Of course, modern mass media are the press agents of the secularized, hedonistic culture of the West in which transient entertainment and amusement are just one more commodity of pleasurable consumption for the easily bored and those with short attention spans. So yes, the media are a 5th column for any aggressor, who knows that morale, the willingness to fight, kill, and die for what one believes in, is 3 times more important than material superiority, as Napoleon once said. So the crisis in Ukraine is just another show, popular for a while but now replaced by a new one like ISIS or the ebola scare. Next week something else will come along.

“Russia Today” TV channel is quite popular in the United States. Liberal journalists and their democratic audience think: “one should see both sides” (indiscriminating between Russian-style propaganda and truth). And as Allan Bloom put it, “almost every student entering the university believes, or says he believes, that truth is relative”. Isn’t relativism a considerable help to Russia in information warfare?

We have only to look at the history of the Cold War to see how dangerous the attitudes you describe were, how much harder they made the final victory because so many Westerners sympathized with communism, whether on ideological grounds or because of the flabby “let’s see both sides” relativism, which is usually just an excuse not to make the effort to take a side, the right side, the side of truth and justice. So who cares if Russia wants a “warm water port” or is miffed about no longer being a superpower? That had nothing to do with how we judge the gulags and show trials and manufactured famines, or today’s aggression. In any conflict, the one that believes in his side will have a huge advantage over the one who sees all sides but can’t pick one to fight and die for.
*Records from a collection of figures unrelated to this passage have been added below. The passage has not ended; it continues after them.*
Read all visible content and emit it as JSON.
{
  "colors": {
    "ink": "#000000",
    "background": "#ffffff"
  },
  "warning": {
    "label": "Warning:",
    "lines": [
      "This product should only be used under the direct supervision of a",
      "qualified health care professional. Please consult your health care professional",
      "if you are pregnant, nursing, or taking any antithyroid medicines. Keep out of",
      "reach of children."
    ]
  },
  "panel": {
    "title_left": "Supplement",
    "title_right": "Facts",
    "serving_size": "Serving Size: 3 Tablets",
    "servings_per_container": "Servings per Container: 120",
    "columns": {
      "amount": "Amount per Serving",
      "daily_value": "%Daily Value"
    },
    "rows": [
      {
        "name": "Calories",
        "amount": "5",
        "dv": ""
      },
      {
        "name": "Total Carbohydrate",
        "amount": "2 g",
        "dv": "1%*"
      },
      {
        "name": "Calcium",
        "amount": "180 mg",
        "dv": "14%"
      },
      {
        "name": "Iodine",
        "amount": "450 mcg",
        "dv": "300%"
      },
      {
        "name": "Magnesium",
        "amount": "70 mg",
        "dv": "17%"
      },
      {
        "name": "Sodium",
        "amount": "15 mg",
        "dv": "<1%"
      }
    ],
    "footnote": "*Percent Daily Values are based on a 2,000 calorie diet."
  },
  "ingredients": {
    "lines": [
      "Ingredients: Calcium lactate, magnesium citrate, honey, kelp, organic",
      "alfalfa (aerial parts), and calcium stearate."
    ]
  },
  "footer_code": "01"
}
Is liberal democracy in crisis? Can liberal democracy itself be the main stimulant of the crisis presumed, and what, in this case, is the remedy?

Liberal democracy is indeed in crisis, for it has no grounding in the transcendent, no divine, timeless foundation. Having discarded faith, it has no basis for making distinctions and judgments of good and evil, right and wrong, falling back instead on “tolerance,” which is just camouflage for appeasement and cowardice.
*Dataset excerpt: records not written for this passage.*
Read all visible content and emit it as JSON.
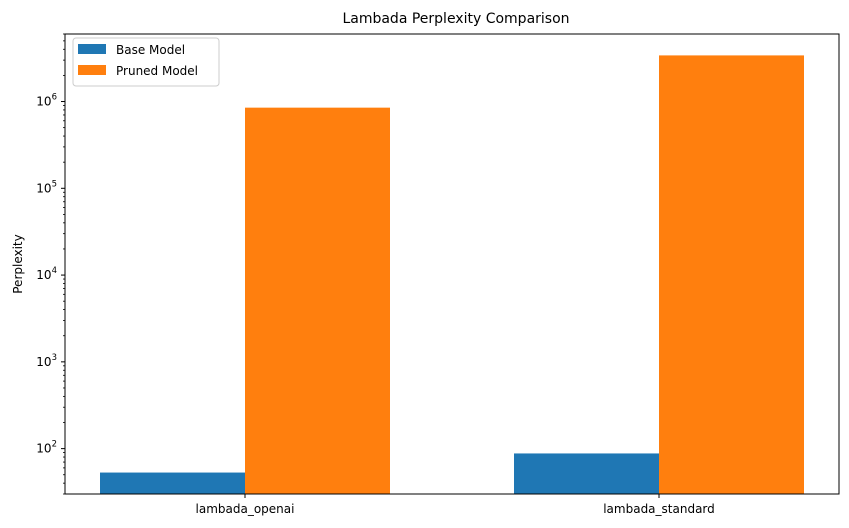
{
  "chart_data": {
    "type": "bar",
    "title": "Lambada Perplexity Comparison",
    "xlabel": "",
    "ylabel": "Perplexity",
    "yscale": "log",
    "ylim": [
      30,
      6000000
    ],
    "yticks": [
      {
        "base": "10",
        "exp": "2",
        "value": 100
      },
      {
        "base": "10",
        "exp": "3",
        "value": 1000
      },
      {
        "base": "10",
        "exp": "4",
        "value": 10000
      },
      {
        "base": "10",
        "exp": "5",
        "value": 100000
      },
      {
        "base": "10",
        "exp": "6",
        "value": 1000000
      }
    ],
    "categories": [
      "lambada_openai",
      "lambada_standard"
    ],
    "series": [
      {
        "name": "Base Model",
        "color": "#1f77b4",
        "values": [
          53,
          88
        ]
      },
      {
        "name": "Pruned Model",
        "color": "#ff7f0e",
        "values": [
          850000,
          3400000
        ]
      }
    ],
    "legend": "top-left",
    "grid": false
  }
}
So it’s not so much liberal democracy per se, which as created by the American Founders took for granted a transcendent ground in religion, natural law beyond the authority of any earthly political power, etc. It’s secularization, the banishing of God from the public square, that is at the heart of the crisis. Sadly, the only remedy may be a catastrophe severe enough to return people to their spiritual roots – if it doesn’t drive them to violent ideologies, as happened with Nazism and communism in the 20th century.


Bruce S. Thornton is a research fellow at the Hoover Institution (USA). Thornton is currently a professor of classics and humanities at California State University, Fresno. He is the author of books on a variety of topics, including “Greek Ways: How the Greeks Created Western Civilization”, “Decline and Fall: Europe’s Slow-Motion Suicide”; and most recently “The Tyranny of the Majority from the Greeks to Obama”.